The papers, which are believed to date to the 1680s when the scientist was in his forties, were almost destroyed by Newton’s dog Diamond, who, according to lore, jumped on a table and knocked over a candle, setting them on fire.
The singed manuscripts shed light on Newton’s fascination for alchemy, as they show him puzzling over the external dimensions of the Great Pyramid of Egypt, length of its tunnels, height of its chambers and size of its bricks.
The mathematician, credited with laying the foundations of Newtonian physics and establishing the law of gravity, studied the pyramids during the late 17th century while at his birthplace, Woolsthorpe Manor in Lincolnshire.
Like some other European scholars of his time, Newton believed that the ancient Egyptians possessed a knowledge, since lost, that could unlock historic secrets such as Biblical coding and the precise timing of the apocalypse.
“The searching out of ancient occult secrets was a central trope of alchemy, a subject which Newton studied deeply,” said Sotheby’s in the auction listing.
Newton believed that the cubit, a unit of measurement used by the Great Pyramid’s builders, could enable him to figure out the exact dimensions of other ancient structures, such as the Temple of Solomon, which he thought could hold the key to understanding the biblical apocalypse.
He also hoped to validate his own theory of gravity, believing that ancient Greeks had successfully measured Earth’s circumference using a unit called the stade, which he believed was borrowed from the Egyptians.
“Newton believed it likely that the ancients had been able to measure the Earth using techniques lost to modern man. The figures given by Eratosthenes (the third-century BC mathematician who calculated Earth's circumference remarkably accurately) did not fit Newton’s propositions for gravitational attraction, so he turned to the earlier figure given by Thales and Anaximander in the 6th century BCE, which was that the Earth’s circumference was 400,000 ‘stades’,” said the auction house, adding:
“Assuming that the Greeks took their measures from the Egyptians, it should therefore be possible to quantify the stade from the cubit, and the Earth from the stade.

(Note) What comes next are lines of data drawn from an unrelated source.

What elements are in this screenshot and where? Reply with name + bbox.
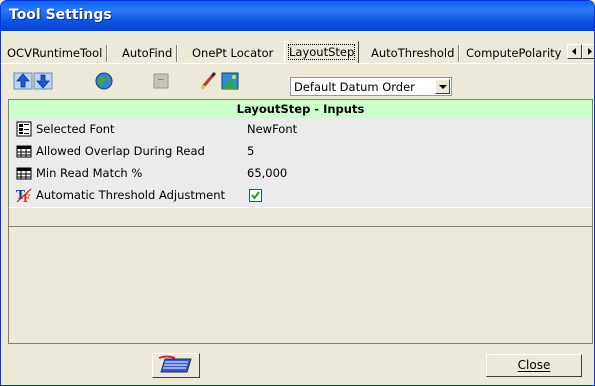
tab-label: ComputePolarity (466, 46, 562, 60)
arrow-left-icon (572, 48, 576, 55)
brush-button[interactable] (198, 71, 218, 91)
grid-header: LayoutStep - Inputs (9, 100, 592, 118)
close-button[interactable]: Close (486, 354, 582, 377)
property-row-selected-font[interactable]: Selected Font NewFont (9, 118, 592, 141)
toolbar: Default Datum Order (1, 65, 594, 97)
property-label: Min Read Match % (36, 166, 143, 180)
tab-strip: OCVRuntimeTool AutoFind OnePt Locator La… (1, 41, 594, 64)
tab-computepolarity[interactable]: ComputePolarity (462, 45, 565, 62)
inputs-grid: LayoutStep - Inputs Selected Font NewFon… (8, 99, 593, 344)
move-down-button[interactable] (33, 71, 53, 91)
tab-label: OnePt Locator (192, 46, 274, 60)
tab-autothreshold[interactable]: AutoThreshold (367, 45, 460, 62)
property-row-auto-threshold[interactable]: T F Automatic Threshold Adjustment (9, 184, 592, 208)
property-row-min-read-match[interactable]: Min Read Match % 65,000 (9, 162, 592, 185)
property-value[interactable]: 5 (247, 144, 254, 158)
datum-order-value: Default Datum Order (294, 80, 415, 94)
tab-label: AutoFind (122, 46, 173, 60)
tab-ocvruntimetool[interactable]: OCVRuntimeTool (3, 45, 108, 62)
grid-table-icon (16, 167, 32, 180)
keyboard-icon (158, 355, 192, 373)
tab-label: AutoThreshold (371, 46, 455, 60)
font-list-icon (16, 121, 32, 137)
globe-icon (95, 72, 113, 90)
property-value[interactable]: NewFont (247, 122, 297, 136)
image-icon (221, 72, 239, 90)
tab-onept-locator[interactable]: OnePt Locator (188, 45, 277, 62)
globe-button[interactable] (94, 71, 114, 91)
tab-label: OCVRuntimeTool (7, 46, 103, 60)
disabled-icon (153, 73, 169, 89)
tab-scroll-left-button[interactable] (567, 44, 582, 59)
keyboard-button[interactable] (152, 353, 200, 378)
move-up-button[interactable] (13, 71, 33, 91)
checkmark-icon (251, 191, 260, 200)
image-button[interactable] (220, 71, 240, 91)
property-value[interactable]: 65,000 (247, 166, 287, 180)
brush-icon (200, 71, 217, 89)
tab-label: LayoutStep (287, 44, 356, 60)
auto-threshold-checkbox[interactable] (249, 189, 262, 202)
tool-settings-window: Tool Settings OCVRuntimeTool AutoFind On… (0, 0, 595, 386)
tab-layoutstep[interactable]: LayoutStep (284, 41, 360, 63)
tab-autofind[interactable]: AutoFind (118, 45, 178, 62)
property-label: Allowed Overlap During Read (36, 144, 205, 158)
tab-scroll-right-button[interactable] (582, 44, 594, 59)
move-down-icon (33, 72, 53, 90)
property-label: Automatic Threshold Adjustment (36, 188, 225, 202)
title-bar[interactable]: Tool Settings (1, 1, 594, 31)
property-row-allowed-overlap[interactable]: Allowed Overlap During Read 5 (9, 140, 592, 163)
close-button-label: Close (517, 358, 551, 372)
window-title: Tool Settings (9, 7, 112, 23)
move-up-icon (13, 72, 33, 90)
arrow-right-icon (588, 48, 592, 55)
property-label: Selected Font (36, 122, 115, 136)
grid-table-icon (16, 145, 32, 158)
grid-divider (9, 226, 592, 227)
datum-order-select[interactable]: Default Datum Order (290, 77, 452, 96)
chevron-down-icon[interactable] (435, 79, 450, 94)
threshold-tf-icon: T F (16, 188, 32, 203)
disabled-tool-button[interactable] (151, 71, 171, 91)
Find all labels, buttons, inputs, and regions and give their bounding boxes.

Newton abandoned this line of argument before the publication of the Principia, but it is likely that when making these notes he hoped that the pyramid would give him the measure of the Earth and prove gravitational theory.”
Newton never published anything pertaining to his occult studies while he was alive.
“It is not surprising that he did not publish on alchemy, since secrecy was a widely held tenet of alchemical research, and Newton’s theological beliefs, if made public, would have cost him (at least) his career,” said Sotheby’s.
The papers sold at the auction are said to have been discovered in the 1880s, about 200 years after Isaac Newton is thought to have written them.